Thanks, maranache, my thoughts exactly. We got the new edicts less than a week before we were expected to gather all the newly required info and have it on the charts. (But somehow "last arm circumference" was left out of the handouts! Oh dear! And the cops are coming!)

Certainly there is a place for better regulation of hospices, and accurate measurements of the quality of care given. It's hard to quibble with measures that in the long run will standardize care and hopefully improve quality of care.

But what seems to be lacking, at my agency anyway, is a realization that all this additional measurement, documentation, careplan updating, etc etc etc, means that the case managers can't carry the caseloads they did before, and still get it all done. Instead, at my place, it just gets heaped on top of the loads we had previously, and honestly, not whiningly, or lazily, or complainingly, IT'S JUST IMPOSSIBLE TO DO IT ALL.

Can't deliver comprehensive, thorough, holistic hospice care to a caseload the same or (usually) higher than I had three years ago, and still keep up with all the new requirements.
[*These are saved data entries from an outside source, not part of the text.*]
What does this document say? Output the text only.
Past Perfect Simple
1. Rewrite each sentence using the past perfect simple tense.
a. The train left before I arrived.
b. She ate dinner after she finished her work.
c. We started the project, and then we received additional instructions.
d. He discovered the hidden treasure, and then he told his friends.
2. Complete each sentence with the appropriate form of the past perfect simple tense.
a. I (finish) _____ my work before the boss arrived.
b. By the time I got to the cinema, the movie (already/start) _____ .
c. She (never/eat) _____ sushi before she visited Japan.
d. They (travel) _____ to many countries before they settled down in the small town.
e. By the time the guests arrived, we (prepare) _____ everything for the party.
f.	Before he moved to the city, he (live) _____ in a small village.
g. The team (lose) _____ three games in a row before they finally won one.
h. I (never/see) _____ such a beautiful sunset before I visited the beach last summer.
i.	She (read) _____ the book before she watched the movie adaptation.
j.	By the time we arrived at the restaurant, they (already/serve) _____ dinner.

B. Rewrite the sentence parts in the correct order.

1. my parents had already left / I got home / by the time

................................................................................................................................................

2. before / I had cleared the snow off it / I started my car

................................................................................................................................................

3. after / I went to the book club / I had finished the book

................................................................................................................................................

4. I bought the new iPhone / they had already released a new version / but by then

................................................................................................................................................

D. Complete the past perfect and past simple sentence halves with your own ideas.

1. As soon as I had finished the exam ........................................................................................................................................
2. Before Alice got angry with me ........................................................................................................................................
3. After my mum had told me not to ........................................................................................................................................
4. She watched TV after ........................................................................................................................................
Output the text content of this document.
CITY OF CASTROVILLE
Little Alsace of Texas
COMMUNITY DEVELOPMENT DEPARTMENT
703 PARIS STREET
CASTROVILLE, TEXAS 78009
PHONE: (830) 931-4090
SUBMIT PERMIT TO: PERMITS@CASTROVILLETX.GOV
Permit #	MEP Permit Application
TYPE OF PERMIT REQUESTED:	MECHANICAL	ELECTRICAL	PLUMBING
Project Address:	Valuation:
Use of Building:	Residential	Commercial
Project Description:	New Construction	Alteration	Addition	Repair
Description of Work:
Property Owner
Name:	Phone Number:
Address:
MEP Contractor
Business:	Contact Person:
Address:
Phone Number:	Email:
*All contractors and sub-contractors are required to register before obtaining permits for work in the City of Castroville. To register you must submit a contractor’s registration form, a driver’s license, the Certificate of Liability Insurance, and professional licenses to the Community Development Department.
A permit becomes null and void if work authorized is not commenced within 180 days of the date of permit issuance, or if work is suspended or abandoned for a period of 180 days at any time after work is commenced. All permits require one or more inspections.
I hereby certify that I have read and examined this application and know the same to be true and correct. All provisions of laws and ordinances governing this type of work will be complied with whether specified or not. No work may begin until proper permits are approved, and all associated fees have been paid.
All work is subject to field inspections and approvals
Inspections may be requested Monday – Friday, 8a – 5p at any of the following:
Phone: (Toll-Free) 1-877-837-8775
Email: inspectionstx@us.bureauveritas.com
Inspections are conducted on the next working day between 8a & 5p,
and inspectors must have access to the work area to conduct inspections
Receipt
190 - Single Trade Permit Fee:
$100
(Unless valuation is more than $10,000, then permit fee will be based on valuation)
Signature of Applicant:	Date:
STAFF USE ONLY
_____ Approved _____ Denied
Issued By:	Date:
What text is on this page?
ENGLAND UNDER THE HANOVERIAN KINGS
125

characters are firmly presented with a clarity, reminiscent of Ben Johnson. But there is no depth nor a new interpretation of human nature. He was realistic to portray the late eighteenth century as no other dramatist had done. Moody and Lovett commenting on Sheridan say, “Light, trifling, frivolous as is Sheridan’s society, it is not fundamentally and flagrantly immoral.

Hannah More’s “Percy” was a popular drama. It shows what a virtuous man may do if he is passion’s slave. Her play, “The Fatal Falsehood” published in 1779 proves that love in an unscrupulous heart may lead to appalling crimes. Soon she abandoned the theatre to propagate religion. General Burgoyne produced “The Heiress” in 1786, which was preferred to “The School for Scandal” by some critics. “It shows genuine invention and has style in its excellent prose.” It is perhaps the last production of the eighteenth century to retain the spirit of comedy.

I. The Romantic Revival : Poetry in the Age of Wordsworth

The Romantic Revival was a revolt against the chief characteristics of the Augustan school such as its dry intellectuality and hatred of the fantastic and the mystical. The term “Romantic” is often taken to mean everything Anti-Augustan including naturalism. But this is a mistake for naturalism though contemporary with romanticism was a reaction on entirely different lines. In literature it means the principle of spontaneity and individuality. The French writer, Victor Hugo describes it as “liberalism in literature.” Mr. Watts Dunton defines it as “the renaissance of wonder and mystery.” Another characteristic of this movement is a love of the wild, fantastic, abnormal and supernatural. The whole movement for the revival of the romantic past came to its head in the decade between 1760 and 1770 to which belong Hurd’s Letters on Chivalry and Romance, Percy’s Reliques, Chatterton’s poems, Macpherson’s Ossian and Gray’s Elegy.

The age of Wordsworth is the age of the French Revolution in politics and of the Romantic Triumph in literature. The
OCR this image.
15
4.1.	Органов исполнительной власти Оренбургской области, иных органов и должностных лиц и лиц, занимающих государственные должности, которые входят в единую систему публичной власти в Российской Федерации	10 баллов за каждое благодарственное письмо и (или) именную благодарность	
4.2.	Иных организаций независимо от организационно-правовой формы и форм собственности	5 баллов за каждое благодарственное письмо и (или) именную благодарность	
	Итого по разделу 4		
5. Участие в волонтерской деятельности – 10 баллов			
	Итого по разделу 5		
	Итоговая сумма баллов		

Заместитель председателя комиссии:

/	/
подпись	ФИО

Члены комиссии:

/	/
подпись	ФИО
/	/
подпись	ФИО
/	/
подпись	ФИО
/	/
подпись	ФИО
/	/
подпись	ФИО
Glad this post is anonymous because then I say how I cope...

It's the patient contact that keeps me coming back. It's the core and the root and the heart. If I skimp on that, I might as well do something else. So, I manage my caseload as I always have. And I try to keep up with the other stuff... but don't get crazy when the careplans are three weeks old, or (God help me) that LAST ARM CIRCUMFERENCE doesn't make it into the chart.

Specializes in Med Surg, Hospice, Home Health.

It would have REALLY helped if my company would have "rolled out" the changes when the requirements were first known. It's easier to modify gradually instead of a one day change. We sat through a 2 hour conference call, and my office personnel didn't think it was "necessary" to print out all the changes for each individual nurse and aide, we could just "share" the handouts, because we weren't going to need this on the job......... We made copies of everything to keep with us in the field. it's like reinventing the wheel...

linda

I was talking to coworkers about the MAC requirement in the new COP's and was told there was no such requirement....

Does anybody know specifically where this is in the regs so I can quote it to them? Thanks. By the way, I'm only a nurse, not a manager.....:)

There is no specific requirement to gather MAC in the new cops. What the new COPS require is a form for the gathering of data elements to be utilized in your QAPI program. It is up to the individual organization to determine what form will be used, and what data will be gathered on it.